FillPoolAsync attempts to create connections to fill the pool up to the target PoolSize, issuing CreateNewConnectionAsync to build-out or recover the delta.
If one of these tasks fault (eg. due to some socket error during websocket handshake), then all successful connections are disposed and an exception is thrown, which can result in either:
- ConnectionPool constructor throws, so the only option is to retry creating the client.
- A fire-and-forget task for ReplaceDeadConnectionAsync fails and the connection pool cannot recover the pool size at that time. The GetAvailableConnectionAsync retry policy can kick-in here and the pool may eventually recover.

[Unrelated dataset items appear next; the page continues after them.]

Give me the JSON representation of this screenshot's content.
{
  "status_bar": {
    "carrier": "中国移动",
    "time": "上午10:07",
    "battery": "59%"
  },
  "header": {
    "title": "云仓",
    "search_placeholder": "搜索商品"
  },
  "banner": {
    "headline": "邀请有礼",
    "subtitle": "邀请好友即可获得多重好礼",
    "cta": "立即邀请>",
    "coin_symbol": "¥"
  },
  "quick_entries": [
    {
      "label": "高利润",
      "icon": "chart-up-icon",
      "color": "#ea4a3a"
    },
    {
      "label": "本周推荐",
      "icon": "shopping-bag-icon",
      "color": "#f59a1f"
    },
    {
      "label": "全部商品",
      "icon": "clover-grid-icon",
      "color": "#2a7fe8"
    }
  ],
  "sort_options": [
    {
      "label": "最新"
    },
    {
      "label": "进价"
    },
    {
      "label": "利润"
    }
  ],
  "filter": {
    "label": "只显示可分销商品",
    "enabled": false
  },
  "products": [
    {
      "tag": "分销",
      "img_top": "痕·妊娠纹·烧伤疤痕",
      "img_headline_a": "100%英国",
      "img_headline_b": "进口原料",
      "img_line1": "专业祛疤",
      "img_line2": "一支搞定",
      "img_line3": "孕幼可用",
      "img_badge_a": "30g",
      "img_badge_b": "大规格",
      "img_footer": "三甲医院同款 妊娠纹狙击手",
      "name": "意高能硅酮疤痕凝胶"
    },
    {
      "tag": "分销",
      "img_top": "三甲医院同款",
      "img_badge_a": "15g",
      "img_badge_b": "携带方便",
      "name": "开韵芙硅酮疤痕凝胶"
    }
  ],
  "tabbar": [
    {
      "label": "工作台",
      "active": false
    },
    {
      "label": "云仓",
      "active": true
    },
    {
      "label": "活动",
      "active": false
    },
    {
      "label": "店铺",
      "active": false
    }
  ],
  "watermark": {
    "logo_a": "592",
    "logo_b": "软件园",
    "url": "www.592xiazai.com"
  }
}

Gremlin server configurations can include a load-balancer in-front of the server nodes (Azure Cosmos DB is one example). So there are cases where faults with new connections, are transient, but successful/healthy connection attempts can be maintained without destroying them.
Given this the proposal is the following:
- Modify FillPoolAsync to handle connection failures individually, doing 'best-effort' replacement of missing connections.

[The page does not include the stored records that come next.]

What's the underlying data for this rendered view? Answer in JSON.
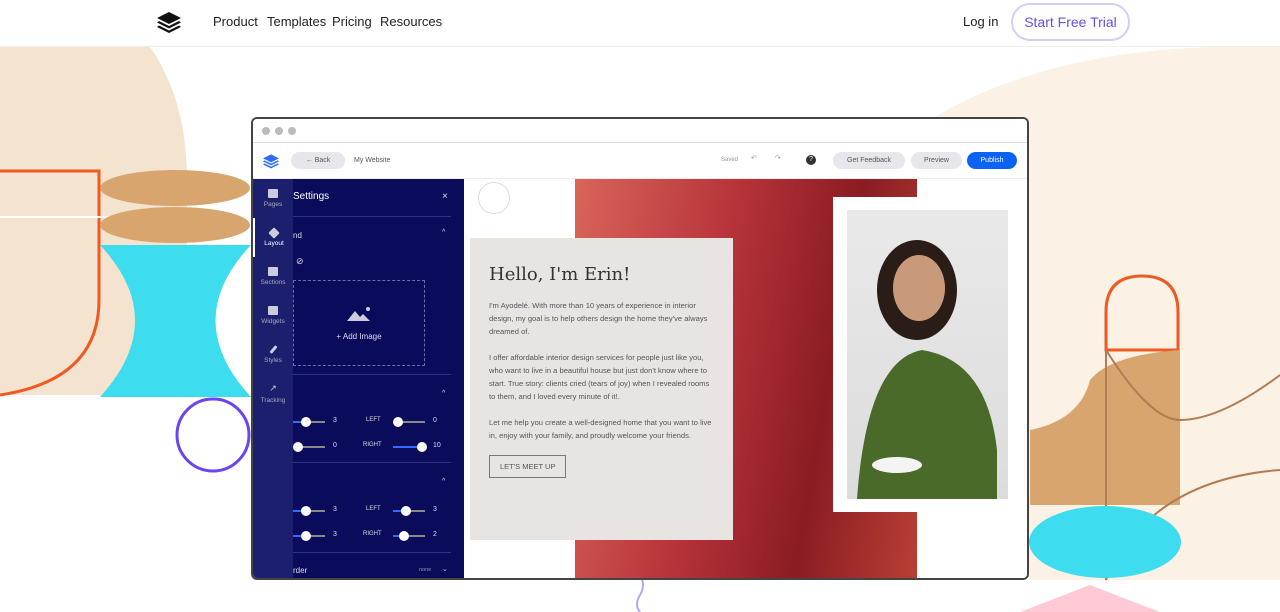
{
  "nav": {
    "links": [
      "Product",
      "Templates",
      "Pricing",
      "Resources"
    ],
    "login": "Log in",
    "cta": "Start Free Trial"
  },
  "editor": {
    "back": "Back",
    "site_name": "My Website",
    "saved": "Saved",
    "get_feedback": "Get Feedback",
    "preview": "Preview",
    "publish": "Publish",
    "rail": [
      "Pages",
      "Layout",
      "Sections",
      "Widgets",
      "Styles",
      "Tracking"
    ],
    "panel": {
      "title": "Settings",
      "section1": "nd",
      "add_image": "+ Add Image",
      "sliders1": {
        "a": "3",
        "b": "0",
        "left_label": "LEFT",
        "left": "0",
        "right_label": "RIGHT",
        "right": "10"
      },
      "sliders2": {
        "a": "3",
        "b": "3",
        "left_label": "LEFT",
        "left": "3",
        "right_label": "RIGHT",
        "right": "2"
      },
      "border_label": "rder",
      "border_value": "none"
    }
  },
  "site": {
    "heading": "Hello, I'm Erin!",
    "p1": "I'm Ayodelé. With more than 10 years of experience in interior design, my goal is to help others design the home they've always dreamed of.",
    "p2": "I offer affordable interior design services for people just like you, who want to live in a beautiful house but just don't know where to start. True story: clients cried (tears of joy) when I revealed rooms to them, and I loved every minute of it!.",
    "p3": "Let me help you create a well-designed home that you want to live in, enjoy with your family, and proudly welcome your friends.",
    "cta": "LET'S MEET UP"
  },
  "colors": {
    "accent": "#6a4de6",
    "publish": "#0b63f6",
    "panel": "#0b0b5c",
    "rail": "#1c1f6e"
  }
}
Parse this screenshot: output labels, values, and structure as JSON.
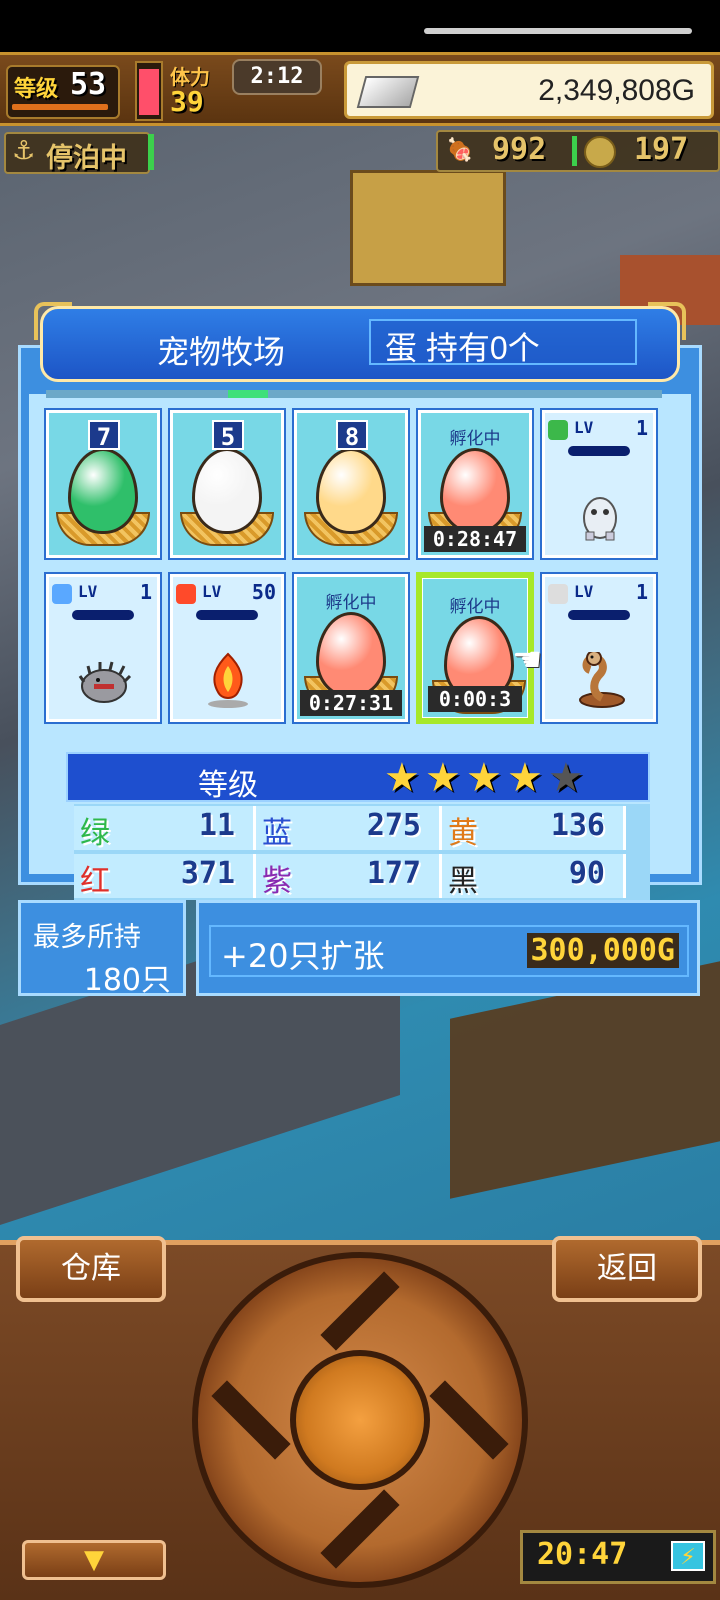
{
  "hud": {
    "level_label": "等级",
    "level": "53",
    "stamina_label": "体力",
    "stamina": "39",
    "timer": "2:12",
    "gold": "2,349,808G",
    "status": "停泊中",
    "food": "992",
    "medals": "197"
  },
  "ranch": {
    "title": "宠物牧场",
    "egg_count": "蛋 持有0个",
    "slots": [
      {
        "type": "egg",
        "num": "7",
        "color": "#2fbf6a"
      },
      {
        "type": "egg",
        "num": "5",
        "color": "#f4f4f4"
      },
      {
        "type": "egg",
        "num": "8",
        "color": "#ffd98a"
      },
      {
        "type": "hatching",
        "label": "孵化中",
        "time": "0:28:47",
        "color": "#ff8a74"
      },
      {
        "type": "pet",
        "lv_label": "LV",
        "lv": "1",
        "elem_color": "#3cb84a",
        "sprite": "yeti"
      },
      {
        "type": "pet",
        "lv_label": "LV",
        "lv": "1",
        "elem_color": "#5aa8ff",
        "sprite": "hedgehog"
      },
      {
        "type": "pet",
        "lv_label": "LV",
        "lv": "50",
        "elem_color": "#ff4a2a",
        "sprite": "fire-spirit"
      },
      {
        "type": "hatching",
        "label": "孵化中",
        "time": "0:27:31",
        "color": "#ff8a74"
      },
      {
        "type": "hatching",
        "label": "孵化中",
        "time": "0:00:3",
        "color": "#ff8a74",
        "selected": true
      },
      {
        "type": "pet",
        "lv_label": "LV",
        "lv": "1",
        "elem_color": "#dddddd",
        "sprite": "cobra"
      }
    ]
  },
  "stats": {
    "grade_label": "等级",
    "stars": 4,
    "stars_max": 5,
    "rows": [
      [
        {
          "label": "绿",
          "value": "11",
          "color": "#2fb84a"
        },
        {
          "label": "蓝",
          "value": "275",
          "color": "#2a4ed0"
        },
        {
          "label": "黄",
          "value": "136",
          "color": "#e07a1a"
        }
      ],
      [
        {
          "label": "红",
          "value": "371",
          "color": "#e0302a"
        },
        {
          "label": "紫",
          "value": "177",
          "color": "#8a2ab0"
        },
        {
          "label": "黑",
          "value": "90",
          "color": "#222222"
        }
      ]
    ]
  },
  "capacity": {
    "label": "最多所持",
    "value": "180只",
    "expand_label": "+20只扩张",
    "expand_price": "300,000G"
  },
  "controls": {
    "warehouse": "仓库",
    "back": "返回",
    "down_arrow": "▼",
    "clock": "20:47"
  }
}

- If FillPoolAsync observes an exception, still throw but do not dispose of connection tasks that were successful (and check that state of those successful connections and dispose if they are in error?).
- In ConnectionPool constructor, apply reconnect retry policy to ReplaceDeadConnectionAsync() invocation
- Retry on any Exception (since there are various IO/Socket exceptions that can be thrown here). This maintains the previous behavior where the pool must be filled in-full at construction, and throws the underlying exception to the caller.
Post construction, if GetAvailableConnection triggers a connection replacement fire-and-forget task where the task encounters network IO/handshake error, then these exceptions cannot be observed directly by the caller. Only a ServerUnavailableException is thrown if the retries are exhausted.
To allow the underlying errors to be observed by callers, a callback/event handler could be added that is invoked in the ReplaceClosedConnectionsAsync throws. This would allow for the any exceptions to be observed and collected in some manner.
Further refinement of this: Have a way of populating ServerUnavailableException inner exception with the last observed replacement exception.